From that moment on, in the back seat of that SUV, my life has been on a steady, if not rapid, climb day after day to a life I never dreamed possible. Somehow all the years and years of desperation and survival, the endless struggle to feel safe in my own body and break free from so much abuse, violence, and death, came to a turning point. Everything I had struggled to learn and understand just fell into place. Everything clicked and made sense. Like it had been waiting all these years for this moment in time.


The most challenging parts of the past seven years have been when I challenged myself to do things I wasn't sure I could do. Learning to become a Recovery Coach and running Interventions stressed me out and took more courage and caused more fear than going to prison. But, after walking through it and learning to trust my instinct and experience, I am doing the work I am meant to do, and I'm good at it. I get to work with people daily who are somewhere along the road between what they describe in AA as "pitiful incomprehensible demoralization" and hope. I see people lost on the same streets I trudged for years and years. I am grateful to The Center and the opportunities they have given me over the few years to create this new Recovery Coach position in their outpatient programs. I am the first of many future Certified Peer Recovery Advocates, bridging the gap between treatment and everyday challenges for our clients. I work with the most extraordinary people.


As it turns out, those skills I used to get people to do crazy shit they didn't know they wanted to do on the streets, like give me their money and drugs, play out well as an Interventionist. Honestly, I am grateful to Brad Lamm for taking a chance on me several years ago. I was so scared until I got into the room with a family and realized it felt natural and all I had to do was be myself; that was enough. To be me was enough; I could help people and their loved ones start the road to recovery.

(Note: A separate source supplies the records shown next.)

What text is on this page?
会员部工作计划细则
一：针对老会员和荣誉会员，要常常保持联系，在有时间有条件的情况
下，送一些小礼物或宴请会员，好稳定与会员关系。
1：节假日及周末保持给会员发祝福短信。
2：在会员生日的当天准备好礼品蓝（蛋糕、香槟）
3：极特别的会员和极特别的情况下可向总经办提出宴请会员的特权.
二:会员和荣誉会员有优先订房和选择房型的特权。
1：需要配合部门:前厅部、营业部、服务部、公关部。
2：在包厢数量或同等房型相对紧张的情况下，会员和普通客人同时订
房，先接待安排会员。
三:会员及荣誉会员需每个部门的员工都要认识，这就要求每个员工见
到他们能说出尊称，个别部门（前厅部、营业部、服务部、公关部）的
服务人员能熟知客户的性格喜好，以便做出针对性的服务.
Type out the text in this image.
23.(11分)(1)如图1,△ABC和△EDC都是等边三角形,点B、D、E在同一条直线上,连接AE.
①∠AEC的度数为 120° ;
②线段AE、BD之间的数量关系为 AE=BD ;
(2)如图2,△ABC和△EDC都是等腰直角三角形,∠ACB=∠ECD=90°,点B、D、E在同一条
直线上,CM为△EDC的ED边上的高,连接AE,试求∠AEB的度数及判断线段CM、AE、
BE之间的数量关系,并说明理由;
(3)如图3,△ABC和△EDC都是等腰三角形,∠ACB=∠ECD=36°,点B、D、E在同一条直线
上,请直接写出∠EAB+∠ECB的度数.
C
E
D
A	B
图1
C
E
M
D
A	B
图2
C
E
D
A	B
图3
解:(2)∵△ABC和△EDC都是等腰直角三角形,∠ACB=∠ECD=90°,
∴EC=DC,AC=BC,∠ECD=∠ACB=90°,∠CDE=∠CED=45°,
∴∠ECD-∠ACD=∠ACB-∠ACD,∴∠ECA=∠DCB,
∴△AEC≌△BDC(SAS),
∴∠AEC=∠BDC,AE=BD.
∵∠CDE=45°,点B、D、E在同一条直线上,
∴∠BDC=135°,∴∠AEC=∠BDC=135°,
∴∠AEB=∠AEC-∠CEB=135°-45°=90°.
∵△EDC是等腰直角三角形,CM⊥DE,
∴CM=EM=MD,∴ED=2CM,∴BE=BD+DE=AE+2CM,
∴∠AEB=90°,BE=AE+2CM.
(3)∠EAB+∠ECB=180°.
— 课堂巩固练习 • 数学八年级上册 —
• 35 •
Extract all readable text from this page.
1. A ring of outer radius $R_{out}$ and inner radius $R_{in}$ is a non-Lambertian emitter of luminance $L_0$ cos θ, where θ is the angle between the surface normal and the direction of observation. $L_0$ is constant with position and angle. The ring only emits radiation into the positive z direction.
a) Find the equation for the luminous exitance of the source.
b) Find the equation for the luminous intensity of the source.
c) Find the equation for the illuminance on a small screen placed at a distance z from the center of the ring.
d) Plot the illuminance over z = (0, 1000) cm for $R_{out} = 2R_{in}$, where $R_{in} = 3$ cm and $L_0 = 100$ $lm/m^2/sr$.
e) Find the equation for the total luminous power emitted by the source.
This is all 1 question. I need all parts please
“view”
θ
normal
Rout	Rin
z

I have started my own business, "Evolve Intervention and Recovery Services LLC," which is beginning to gain traction. I am grateful to Brad and Adam Banks for helping me connect to NYC and generate business. I am still meeting more people and have found my place in New york.


I still have quirks; I keep to myself and like spending time with just a few people. It still takes me a long time to let people in, but as I said, they are the best people on the planet. I do my best to be a good friend and try to help people, and I love my life and hope I am making a difference. If I can use all the painful things of my life to help people, it seems worth the hard roads I traveled to get here.


Thank you for seven years sober today.